The new, optimistic story can only be fully realized with such policies, which now have a greater chance of widespread adoption. After all, politicians obviously prefer to support climate measures that are embedded in a vision of global growth and a technological wave that increases profit to try to convince their audiences that reducing growth is now necessary for the sake of future generations.

Many countries are already implementing these green technologies, but continued innovation (and therefore cost reduction) crucially depends on more and stronger political incentives. Recent systemically important commitments by the United States and China to become carbon neutral by 2050 and 2060, respectively, promise and anchor precisely such incentives. And those pledges are becoming more credible as more countries complement them with shorter-term pledges contained in 10-15 year action plans.
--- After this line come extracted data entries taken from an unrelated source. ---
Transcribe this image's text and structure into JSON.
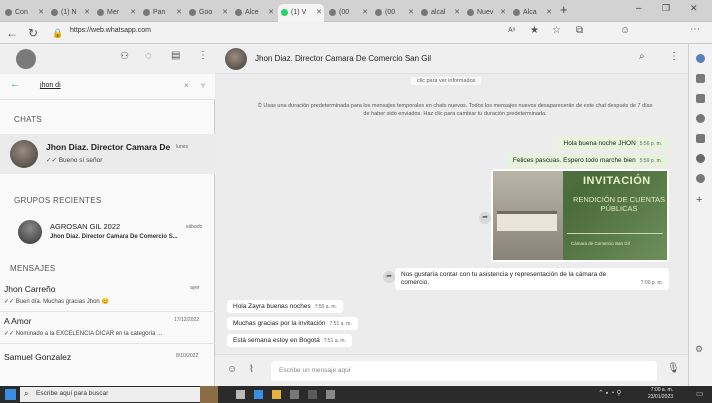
{
  "browser": {
    "tabs": [
      {
        "label": "Con"
      },
      {
        "label": "(1) N"
      },
      {
        "label": "Mer"
      },
      {
        "label": "Pan"
      },
      {
        "label": "Goo"
      },
      {
        "label": "Alce"
      },
      {
        "label": "(1) V"
      },
      {
        "label": "(00"
      },
      {
        "label": "(00"
      },
      {
        "label": "alcal"
      },
      {
        "label": "Nuev"
      },
      {
        "label": "Alca"
      }
    ],
    "url": "https://web.whatsapp.com",
    "reader_label": "Aᵃ"
  },
  "left": {
    "search_value": "jhon di",
    "section_chats": "CHATS",
    "section_groups": "GRUPOS RECIENTES",
    "section_messages": "MENSAJES",
    "chats": [
      {
        "title": "Jhon Diaz. Director Camara De C...",
        "time": "lunes",
        "preview": "✓✓ Bueno sí señor"
      }
    ],
    "groups": [
      {
        "title": "AGROSAN GIL 2022",
        "time": "sábado",
        "preview": "Jhon Diaz. Director Camara De Comercio S..."
      }
    ],
    "messages": [
      {
        "title": "Jhon Carreño",
        "time": "ayer",
        "preview": "✓✓ Buen día. Muchas gracias Jhon 😊"
      },
      {
        "title": "A Amor",
        "time": "17/12/2022",
        "preview": "✓✓ Nominado a la EXCELENCIA DICAR en la categoría ..."
      },
      {
        "title": "Samuel Gonzalez",
        "time": "8/10/2022",
        "preview": ""
      }
    ]
  },
  "conversation": {
    "title": "Jhon Diaz. Director Camara De Comercio San Gil",
    "top_snip": "clic para ver informados",
    "system_notice": "Usas una duración predeterminada para los mensajes temporales en chats nuevos. Todos los mensajes nuevos desaparecerán de este chat después de 7 días de haber sido enviados. Haz clic para cambiar tu duración predeterminada.",
    "out1": {
      "text": "Hola buena noche JHON",
      "time": "5:56 p. m."
    },
    "out2": {
      "text": "Felices pascuas. Espero todo marche bien",
      "time": "5:59 p. m."
    },
    "invite_title": "INVITACIÓN",
    "invite_sub": "RENDICIÓN DE CUENTAS PÚBLICAS",
    "invite_footer": "Cámara de Comercio San Gil",
    "in1_line1": "Nos gustaría contar con tu asistencia y representación de la cámara de",
    "in1_line2": "comercio.",
    "in1_time": "7:00 p. m.",
    "out3": {
      "text": "Hola Zayra buenas noches",
      "time": "7:50 a. m."
    },
    "out4": {
      "text": "Muchas gracias por la invitación",
      "time": "7:51 a. m."
    },
    "out5": {
      "text": "Está semana estoy en Bogotá",
      "time": "7:51 a. m."
    },
    "composer_placeholder": "Escribe un mensaje aquí"
  },
  "taskbar": {
    "search_placeholder": "Escribe aquí para buscar",
    "clock_time": "7:00 a. m.",
    "clock_date": "23/01/2023"
  },
  "colors": {
    "whatsapp_teal": "#00a884",
    "outgoing_bubble": "#e6f4dc",
    "windows_blue": "#1976d2"
  }
}
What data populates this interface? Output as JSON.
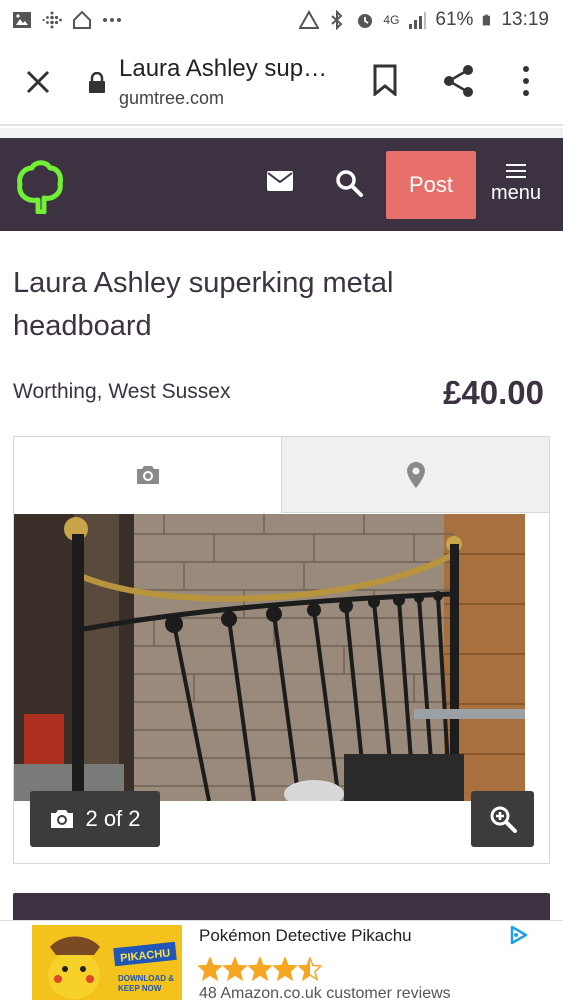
{
  "status_bar": {
    "battery": "61%",
    "time": "13:19",
    "network": "4G"
  },
  "browser": {
    "page_title": "Laura Ashley sup…",
    "url": "gumtree.com"
  },
  "header": {
    "post_label": "Post",
    "menu_label": "menu"
  },
  "listing": {
    "title": "Laura Ashley superking metal headboard",
    "location": "Worthing, West Sussex",
    "price": "£40.00"
  },
  "gallery": {
    "tabs": [
      {
        "icon": "camera-icon"
      },
      {
        "icon": "map-pin-icon"
      }
    ],
    "counter": "2 of 2"
  },
  "ad": {
    "title": "Pokémon Detective Pikachu",
    "rating": 4.5,
    "reviews": "48 Amazon.co.uk customer reviews",
    "image_text": [
      "PIKACHU",
      "DOWNLOAD &",
      "KEEP NOW"
    ]
  },
  "colors": {
    "header_bg": "#3c3241",
    "post_button": "#e8706a",
    "logo_green": "#72ef36",
    "ad_choices": "#1fa0e8",
    "star": "#f5a623"
  }
}
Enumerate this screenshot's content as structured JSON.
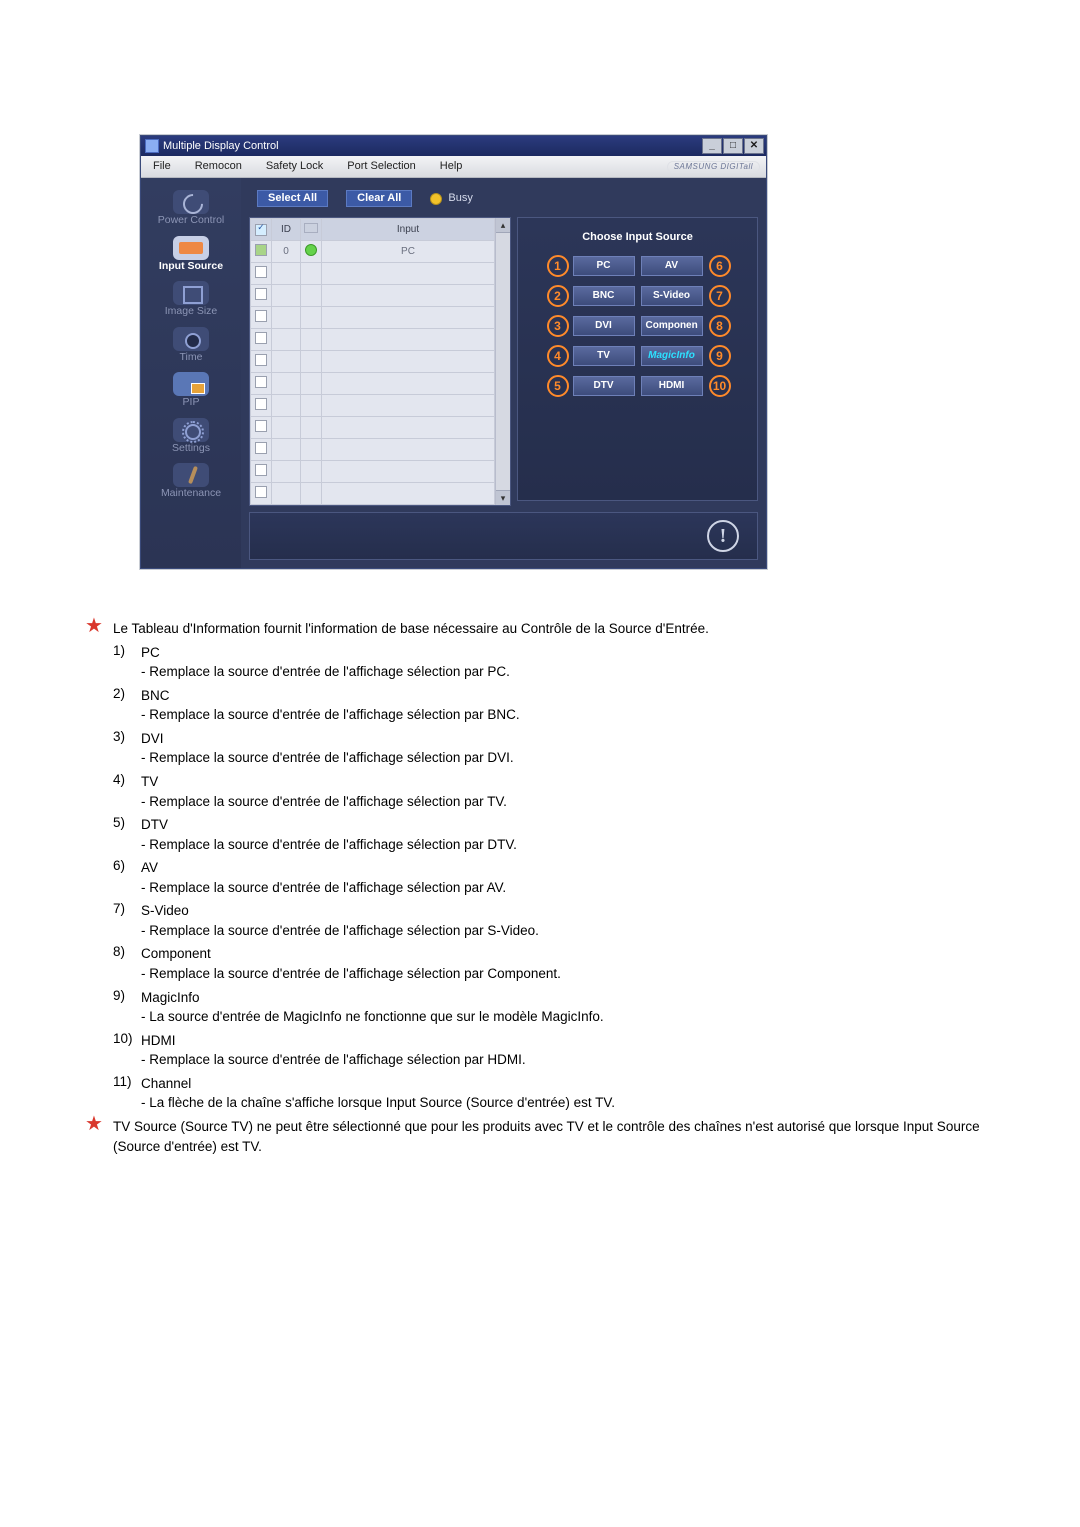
{
  "app": {
    "title": "Multiple Display Control",
    "win_min": "_",
    "win_max": "□",
    "win_close": "✕",
    "brand": "SAMSUNG DIGITall"
  },
  "menu": {
    "file": "File",
    "remocon": "Remocon",
    "safety": "Safety Lock",
    "port": "Port Selection",
    "help": "Help"
  },
  "sidebar": {
    "power": "Power Control",
    "input": "Input Source",
    "size": "Image Size",
    "time": "Time",
    "pip": "PIP",
    "settings": "Settings",
    "maint": "Maintenance"
  },
  "toolbar": {
    "select_all": "Select All",
    "clear_all": "Clear All",
    "busy": "Busy"
  },
  "grid": {
    "col_id": "ID",
    "col_input": "Input",
    "row0_id": "0",
    "row0_input": "PC"
  },
  "panel": {
    "title": "Choose Input Source",
    "n1": "1",
    "b1": "PC",
    "n2": "2",
    "b2": "BNC",
    "n3": "3",
    "b3": "DVI",
    "n4": "4",
    "b4": "TV",
    "n5": "5",
    "b5": "DTV",
    "n6": "6",
    "b6": "AV",
    "n7": "7",
    "b7": "S-Video",
    "n8": "8",
    "b8": "Componen",
    "n9": "9",
    "b9": "MagicInfo",
    "n10": "10",
    "b10": "HDMI"
  },
  "info_icon": "!",
  "doc": {
    "intro": "Le Tableau d'Information fournit l'information de base nécessaire au Contrôle de la Source d'Entrée.",
    "items": [
      {
        "n": "1)",
        "label": "PC",
        "desc": "- Remplace la source d'entrée de l'affichage sélection par PC."
      },
      {
        "n": "2)",
        "label": "BNC",
        "desc": "- Remplace la source d'entrée de l'affichage sélection par BNC."
      },
      {
        "n": "3)",
        "label": "DVI",
        "desc": "- Remplace la source d'entrée de l'affichage sélection par DVI."
      },
      {
        "n": "4)",
        "label": "TV",
        "desc": "- Remplace la source d'entrée de l'affichage sélection par TV."
      },
      {
        "n": "5)",
        "label": "DTV",
        "desc": "- Remplace la source d'entrée de l'affichage sélection par DTV."
      },
      {
        "n": "6)",
        "label": "AV",
        "desc": "- Remplace la source d'entrée de l'affichage sélection par AV."
      },
      {
        "n": "7)",
        "label": "S-Video",
        "desc": "- Remplace la source d'entrée de l'affichage sélection par S-Video."
      },
      {
        "n": "8)",
        "label": "Component",
        "desc": "- Remplace la source d'entrée de l'affichage sélection par Component."
      },
      {
        "n": "9)",
        "label": "MagicInfo",
        "desc": "- La source d'entrée de MagicInfo ne fonctionne que sur le modèle MagicInfo."
      },
      {
        "n": "10)",
        "label": "HDMI",
        "desc": "- Remplace la source d'entrée de l'affichage sélection par HDMI."
      },
      {
        "n": "11)",
        "label": "Channel",
        "desc": "- La flèche de la chaîne s'affiche lorsque Input Source (Source d'entrée) est TV."
      }
    ],
    "footnote": "TV Source (Source TV) ne peut être sélectionné que pour les produits avec TV et le contrôle des chaînes n'est autorisé que lorsque Input Source (Source d'entrée) est TV."
  }
}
The new win-win story, if it holds, means less need for a binding international climate treaty, because national gains and commercial profit can now drive progress. While green technology will continue to produce positive externalities, there would be plenty of private profits even without these additional social benefits. The “Parisian method” of relying on nationally determined contributions with reinforcing scale effects seems viable if it includes strong political commitments.

But three caveats are in order. First, like all waves of technological change, the green transformation will produce both winners and losers. Governments will have to compensate the losers, not as an afterthought, but often to ensure that their climate mitigation programs are politically feasible in the first place. Perhaps more importantly, emphasizing employment-oriented public policy rather than incentives for capital intensity can to some extent influence the pace at which economies create new decent jobs, as Daron Acemoglu and Dani Rodrik have pointed out.

Second, many of the adjustments will require large upfront capital investments that are difficult for developing economies to manage. This will place them at new competitive disadvantages, adding and overlapping the already threatening digital divide. A large amount of long-term development funding is needed not only for reasons of equity, but also because these countries together account for nearly a third of global CO2 emissions.

Finally, past ignorance, denial and therefore very slow progress mean that humanity’s race against potentially devastating climate change will be tightened even in the most optimistic scenarios. Further policies that encourage green technologies are therefore essential.

But the new, more positive climate narrative should make rapid progress towards a far more feasible deep green transformation. What previously appeared to be a political suicide mission could now bring substantial benefits to those leading it.